To correct for potential volatilization losses, from a valid biodegradation study performed according to OECD 301B - a test design prone to volatilisation losses - a worst case loss within 96 hours of 50% was estimated.

Volatility-corrected result from this study on Danio rerio:

LC50 (Danio rerio; 96 h; corrected for volatilization) = 5.0 mg/L * 50% = 2.5 mg/L

Overall conclusion:

The volatility corrected result from a study on Danio rerio using a close structural isomer of n-undecanal (2-methyldecanal) corroborates the valid result of the prediction according to QSAR: The LC50 (Danio rerio; 96 h; corrected for volatilization) of 2.5 mg/L is very close to the predicted value of 1.97 mg/L (95% CI: 0.274 mg/L to 14.2 mg/L) from trend analysis following the Standardized Workflow for acute fish toxicity (QSAR toolbox 4.2).

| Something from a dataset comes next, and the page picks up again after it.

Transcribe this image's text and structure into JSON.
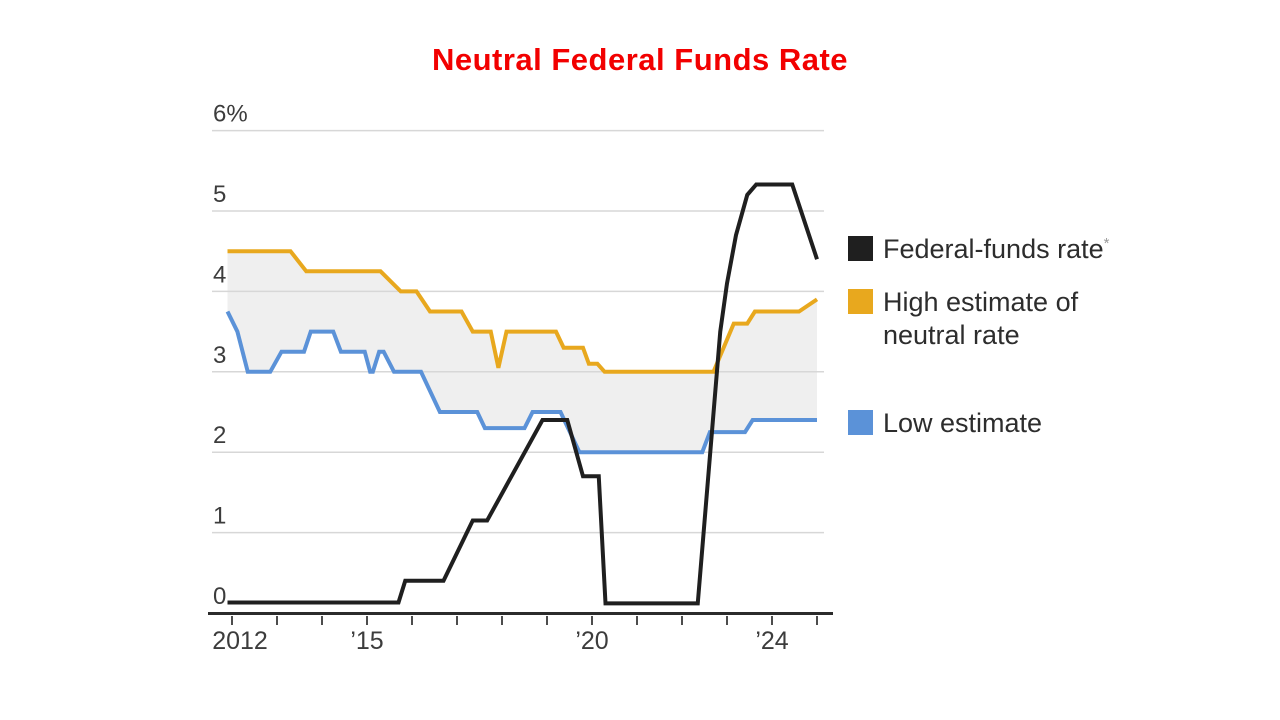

Therefore, because the key value for acute fish toxicity derived from trend analysis using QSAR toolbox 4.2 met the acceptance criteria, is characterized by a narrow 95% confidence interval  and is further corroborated from experimental results for a close analogue, reliability and applicability of the QSAR estimated for environmental hazard and risk assessment as well as classification and labelling is confirmed.

Final result used for chemical safety assessment:

LC50 (trend analysis; 96 h; Actinopterygii) = 1.97 mg/L (95% CI: 0.274 mg/L to 14.2 mg/L).